Trató de oír; se acercó mucho para oír. El gobernador repetía unas frases. Nevers buscó en los bolsillos un papel para anotarlas; sacó el sobre de las instrucciones. El gobernador empezaba a decir algo y enseguida se interrumpía, perplejo. Juntando fragmentos de frases, Nevers escribió en el sobre:

La medalla es el lápiz y la lanza es el papel, los monstruos somos hombres y el agua quieta es cemento, a, b, c, d, e, f, g, h, i, j, k, l, m, n, ñ, o, p, q.

El gobernador pronunciaba las letras con lentitud, como tratando de fijarlas, como si emprendiera, mentalmente, dibujos difíciles. En el papel dibujaba «a», «b», «c», con exultación progresiva; pasaba a hacer palotes y tachaduras. Se olvidaba del lápiz y del papel que tenía en la mano; lloraba; entonaba nuevamente «Los monstruos somos hombres…» y repetía el alfabeto, con incipiente esperanza, con la exultación de la victoria.

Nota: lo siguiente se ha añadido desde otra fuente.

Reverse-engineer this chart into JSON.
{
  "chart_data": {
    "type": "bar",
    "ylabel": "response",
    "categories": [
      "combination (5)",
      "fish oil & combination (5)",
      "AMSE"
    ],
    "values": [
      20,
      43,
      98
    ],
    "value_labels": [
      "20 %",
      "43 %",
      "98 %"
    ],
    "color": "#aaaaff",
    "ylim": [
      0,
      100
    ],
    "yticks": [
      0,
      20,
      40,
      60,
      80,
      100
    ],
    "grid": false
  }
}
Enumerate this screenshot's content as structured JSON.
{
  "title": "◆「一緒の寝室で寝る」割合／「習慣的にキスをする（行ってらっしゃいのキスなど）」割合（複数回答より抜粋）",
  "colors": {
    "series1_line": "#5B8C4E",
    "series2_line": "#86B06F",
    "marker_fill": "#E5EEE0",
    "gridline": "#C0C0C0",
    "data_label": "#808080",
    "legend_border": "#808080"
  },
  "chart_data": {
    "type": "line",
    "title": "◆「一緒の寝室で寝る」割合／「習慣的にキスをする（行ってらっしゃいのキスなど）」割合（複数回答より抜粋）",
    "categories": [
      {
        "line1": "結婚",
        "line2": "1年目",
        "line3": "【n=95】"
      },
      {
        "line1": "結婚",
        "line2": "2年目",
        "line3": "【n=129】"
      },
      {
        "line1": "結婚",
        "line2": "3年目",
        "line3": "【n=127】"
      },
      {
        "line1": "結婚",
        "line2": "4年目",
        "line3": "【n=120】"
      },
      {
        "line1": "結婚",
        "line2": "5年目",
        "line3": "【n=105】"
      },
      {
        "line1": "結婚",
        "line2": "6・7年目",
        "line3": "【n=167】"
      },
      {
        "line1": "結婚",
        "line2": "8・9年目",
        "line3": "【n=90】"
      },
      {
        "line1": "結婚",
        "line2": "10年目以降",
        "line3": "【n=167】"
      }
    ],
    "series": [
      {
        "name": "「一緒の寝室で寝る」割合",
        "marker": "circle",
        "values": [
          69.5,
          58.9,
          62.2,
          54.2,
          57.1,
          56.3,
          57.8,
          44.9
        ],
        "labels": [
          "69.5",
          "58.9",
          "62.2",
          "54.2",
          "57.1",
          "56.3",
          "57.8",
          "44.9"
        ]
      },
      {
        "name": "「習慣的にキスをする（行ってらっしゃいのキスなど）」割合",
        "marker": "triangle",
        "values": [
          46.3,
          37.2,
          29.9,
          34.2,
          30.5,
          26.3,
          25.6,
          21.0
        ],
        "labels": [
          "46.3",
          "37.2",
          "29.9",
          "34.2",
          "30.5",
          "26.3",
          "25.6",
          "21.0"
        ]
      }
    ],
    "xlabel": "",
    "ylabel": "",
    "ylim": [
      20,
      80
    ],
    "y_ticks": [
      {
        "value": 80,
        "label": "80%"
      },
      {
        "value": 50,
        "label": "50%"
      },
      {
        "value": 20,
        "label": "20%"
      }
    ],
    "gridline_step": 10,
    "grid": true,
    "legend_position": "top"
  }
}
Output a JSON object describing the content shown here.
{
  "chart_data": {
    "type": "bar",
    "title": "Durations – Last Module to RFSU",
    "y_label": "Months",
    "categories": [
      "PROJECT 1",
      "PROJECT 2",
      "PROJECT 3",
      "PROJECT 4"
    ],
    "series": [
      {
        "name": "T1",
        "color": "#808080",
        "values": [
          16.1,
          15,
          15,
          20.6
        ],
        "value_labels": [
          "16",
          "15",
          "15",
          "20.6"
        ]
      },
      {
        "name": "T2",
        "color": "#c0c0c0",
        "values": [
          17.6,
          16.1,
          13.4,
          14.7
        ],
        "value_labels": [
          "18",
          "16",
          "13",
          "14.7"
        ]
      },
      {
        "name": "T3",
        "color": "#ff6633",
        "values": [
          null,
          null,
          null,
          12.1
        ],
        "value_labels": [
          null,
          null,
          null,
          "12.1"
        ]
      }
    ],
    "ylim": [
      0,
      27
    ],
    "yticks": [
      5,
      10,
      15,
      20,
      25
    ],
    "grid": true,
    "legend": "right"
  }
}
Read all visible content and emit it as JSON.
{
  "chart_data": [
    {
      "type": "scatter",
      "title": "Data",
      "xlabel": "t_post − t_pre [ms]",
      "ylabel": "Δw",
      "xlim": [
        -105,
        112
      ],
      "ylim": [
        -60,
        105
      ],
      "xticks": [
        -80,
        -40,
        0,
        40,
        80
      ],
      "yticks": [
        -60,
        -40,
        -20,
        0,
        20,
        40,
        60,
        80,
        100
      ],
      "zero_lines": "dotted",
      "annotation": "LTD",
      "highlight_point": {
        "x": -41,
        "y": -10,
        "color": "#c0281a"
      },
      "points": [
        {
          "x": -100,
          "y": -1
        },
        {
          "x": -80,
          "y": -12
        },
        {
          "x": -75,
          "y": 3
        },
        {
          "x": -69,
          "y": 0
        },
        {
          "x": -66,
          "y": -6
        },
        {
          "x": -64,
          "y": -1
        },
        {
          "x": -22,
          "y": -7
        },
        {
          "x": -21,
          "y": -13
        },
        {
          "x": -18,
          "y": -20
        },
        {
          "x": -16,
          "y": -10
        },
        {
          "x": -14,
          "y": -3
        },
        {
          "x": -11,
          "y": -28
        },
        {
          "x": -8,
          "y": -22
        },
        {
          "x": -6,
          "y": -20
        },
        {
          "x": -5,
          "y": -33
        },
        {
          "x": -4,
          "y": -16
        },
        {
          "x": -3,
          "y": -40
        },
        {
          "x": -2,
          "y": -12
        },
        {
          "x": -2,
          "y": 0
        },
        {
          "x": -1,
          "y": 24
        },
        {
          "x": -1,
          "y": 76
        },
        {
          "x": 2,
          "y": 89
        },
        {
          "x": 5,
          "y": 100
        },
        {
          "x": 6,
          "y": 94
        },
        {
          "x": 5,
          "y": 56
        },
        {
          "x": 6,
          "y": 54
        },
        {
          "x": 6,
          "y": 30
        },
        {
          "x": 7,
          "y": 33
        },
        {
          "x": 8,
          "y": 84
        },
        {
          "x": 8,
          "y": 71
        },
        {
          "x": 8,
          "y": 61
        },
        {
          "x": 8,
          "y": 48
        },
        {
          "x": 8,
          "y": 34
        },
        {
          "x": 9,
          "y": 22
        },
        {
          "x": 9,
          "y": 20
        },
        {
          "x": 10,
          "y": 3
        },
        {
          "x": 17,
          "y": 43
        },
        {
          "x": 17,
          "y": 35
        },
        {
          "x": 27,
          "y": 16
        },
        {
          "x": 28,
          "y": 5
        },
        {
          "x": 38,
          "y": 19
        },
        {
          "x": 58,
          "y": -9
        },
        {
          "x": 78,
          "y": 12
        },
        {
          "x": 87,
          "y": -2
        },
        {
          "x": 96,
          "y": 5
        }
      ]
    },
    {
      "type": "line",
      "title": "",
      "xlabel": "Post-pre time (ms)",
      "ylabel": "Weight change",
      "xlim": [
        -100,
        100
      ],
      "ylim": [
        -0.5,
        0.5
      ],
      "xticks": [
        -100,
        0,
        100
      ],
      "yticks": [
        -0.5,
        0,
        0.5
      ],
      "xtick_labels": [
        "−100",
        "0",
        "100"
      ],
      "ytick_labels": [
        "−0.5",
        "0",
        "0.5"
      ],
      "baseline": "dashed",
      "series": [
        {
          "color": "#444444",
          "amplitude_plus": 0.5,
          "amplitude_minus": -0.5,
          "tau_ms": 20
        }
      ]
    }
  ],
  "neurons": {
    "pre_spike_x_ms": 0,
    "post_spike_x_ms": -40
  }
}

Nevers se dijo que debía leer las instrucciones. Pero el progreso del gobernador, aunque lentísimo, lo obligó a cambiar de lugar. Acostumbrado a moverse despacio, le pareció que se había alejado de la puerta, peligrosamente. Después comprendió que en dos saltos estaría junto a ella. Imaginar que la lentitud de los movimientos fuera simulada (pensó) era una locura. El gobernador había perdido la grisácea palidez; pequeño, rosado, y con su blanquísima barba, parecía un niño desagradablemente disfrazado de gnomo. Tenía los ojos muy abiertos y una expresión de infortunada ansiedad.

A pesar de las intenciones de mantenerse continuamente alerta, ese moroso baile recíproco lo cansaba. Pensó que no importaba distraerse un poco, ya que el más tardío movimiento bastaría para ponerlo fuera de la vista del gobernador. Siguiendo esa lánguida ocupación, olvidó por momentos, que su atención no debía dirigirse tanto al gobernador como al increíble asesino que, de súbito, intervendría.

Después observó las manchas de pintura que había en las paredes y en el piso de la celda. Las paredes estaban pintadas con manchas amarillas y azules, con algunas vetas rojas. En el piso, junto a las paredes, había una guarda pintada con azul y amarillo; en el resto del piso, había combinaciones de los tres colores y grupos de sus colores derivados. Nevers anotó los siguientes grupos:

plan

La colchoneta, que estaba engarzada en la hendidura del piso, era añil, canario y púrpura. Recordó que todo el patio estaba pintado (como las paredes) con manchas amarillas y azules, con vetas rojas. La frecuencia de las vetas rojas era regular.

Esta peculiar regularidad le sugirió que detrás de todo ese tumulto de colores habría un designio. Se preguntó si ese designio tendría alguna vinculación con las muertes.